Cuando empecé a sentir las contracciones de su coño hirviendo, deslicé mis manos desde sus tetas hasta el mojado matojo de su pubis, para sentirme más dentro de ella. Queriendo conseguir que mis dedos se sumaran a mi verga, acariciando, hiriendo lo que ella no podía, por estar clavada donde la carne siempre resulta más tierna.

El placer me invadió inundando todo mi ser. Las palpitaciones del cipote hacían prever el deseado orgasmo. Todo, absolutamente todo, giraba en la punta de aquel trozo de mi mismo tan cálidamente protegido.

Sentí la primera descarga como si de golpe se me hubieran desatado los nervios en la base del cráneo. Justo en aquel instante ella obtuvo su segundo orgasmo y yo me corrí. Pero fuera de su coño. Para volverle a ofrecer el espectáculo de mi semen en explosión. Pletórico de fuerzas y triunfante...

Después, ya tranquilos, empezamos a hablar. Ella me pidió excusas por su comportamiento, que atribuyó a las muchas experiencias vividas a lo largo de las noches de guardia. Un gran número de pacientes se masturbaban en cuanto se reducía la intensidad de las luces y se hacía el silencio.

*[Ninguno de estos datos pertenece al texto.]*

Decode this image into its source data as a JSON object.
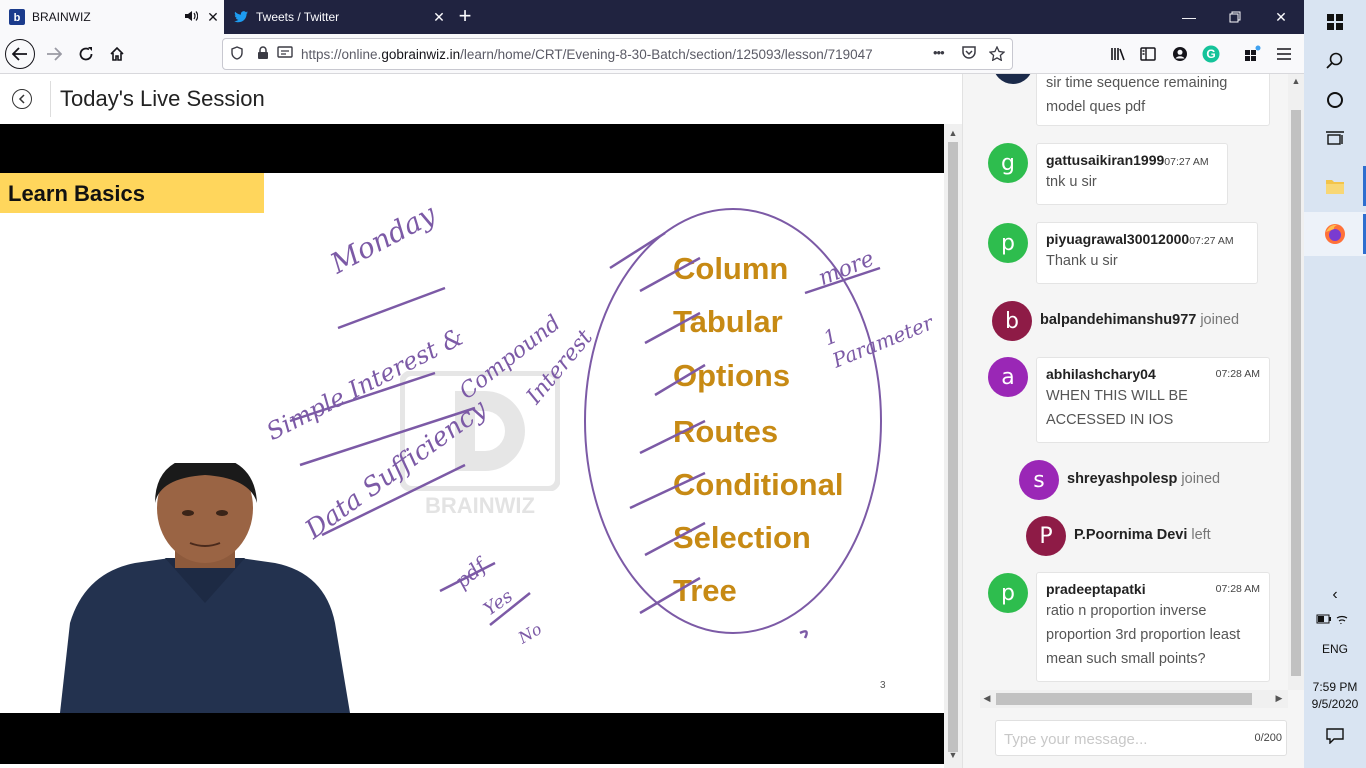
{
  "browser": {
    "tabs": [
      {
        "label": "BRAINWIZ",
        "favicon": "brainwiz-icon"
      },
      {
        "label": "Tweets / Twitter",
        "favicon": "twitter-icon"
      }
    ],
    "url_prefix": "https://online.",
    "url_domain": "gobrainwiz.in",
    "url_path": "/learn/home/CRT/Evening-8-30-Batch/section/125093/lesson/719047",
    "more_label": "•••"
  },
  "page": {
    "title": "Today's Live Session"
  },
  "slide": {
    "banner": "Learn Basics",
    "keywords": [
      "Column",
      "Tabular",
      "Options",
      "Routes",
      "Conditional",
      "Selection",
      "Tree"
    ],
    "handwriting": {
      "monday": "Monday",
      "simple_interest": "Simple Interest &",
      "compound": "Compound",
      "interest": "Interest",
      "data_sufficiency": "Data Sufficiency",
      "pdf": "pdf",
      "yes": "Yes",
      "no": "No",
      "more": "more",
      "parameter": "1 Parameter"
    },
    "watermark": "BRAINWIZ",
    "page_number": "3"
  },
  "chat": {
    "messages": [
      {
        "type": "msg",
        "text": "sir time sequence remaining model ques pdf"
      },
      {
        "type": "msg",
        "initial": "g",
        "color": "#2ebd4e",
        "user": "gattusaikiran1999",
        "time": "07:27 AM",
        "text": "tnk u sir"
      },
      {
        "type": "msg",
        "initial": "p",
        "color": "#2ebd4e",
        "user": "piyuagrawal30012000",
        "time": "07:27 AM",
        "text": "Thank u sir"
      },
      {
        "type": "join",
        "initial": "b",
        "color": "#8e1b46",
        "user": "balpandehimanshu977",
        "status": "joined"
      },
      {
        "type": "msg",
        "initial": "a",
        "color": "#9a27b6",
        "user": "abhilashchary04",
        "time": "07:28 AM",
        "text": "WHEN THIS WILL BE ACCESSED IN IOS"
      },
      {
        "type": "join",
        "initial": "s",
        "color": "#9a27b6",
        "user": "shreyashpolesp",
        "status": "joined"
      },
      {
        "type": "join",
        "initial": "P",
        "color": "#8e1b46",
        "user": "P.Poornima Devi",
        "status": "left"
      },
      {
        "type": "msg",
        "initial": "p",
        "color": "#2ebd4e",
        "user": "pradeeptapatki",
        "time": "07:28 AM",
        "text": "ratio n proportion inverse proportion 3rd proportion least mean such small points?"
      }
    ],
    "input_placeholder": "Type your message...",
    "counter": "0/200"
  },
  "taskbar": {
    "language": "ENG",
    "time": "7:59 PM",
    "date": "9/5/2020"
  }
}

Mi enfermera acostumbraba a mirarlos, hasta que se emocionaba de tal manera que, cuando comprendía que ellos habían llegado al orgasmo ella también lo alcanzaba. Me aseguró con gran sorpresa por mi parte, que no había follado con ninguno. Yo era el primero. Esto no le había impedido alcanzar un orgasmo tremendo con el simple hecho de sentir el semen cayéndole de las manos.

Me dejó desconcertado. No la consideré una loca. Procuré informarme sobre su conducta. Entonces supe que ciertas mujeres alimentan un «fetichismo del semen». Esta tendencia sexual no era tan rara como yo había supuesto al principio.

Más tarde he llegado a conocer a dos o tres chicas que, después de haber sido satisfechas en una follada normal, preferían ver la expulsión de la emisión del semen antes que recibirla en su coño. Y no precisamente por miedo a quedarse embarazadas.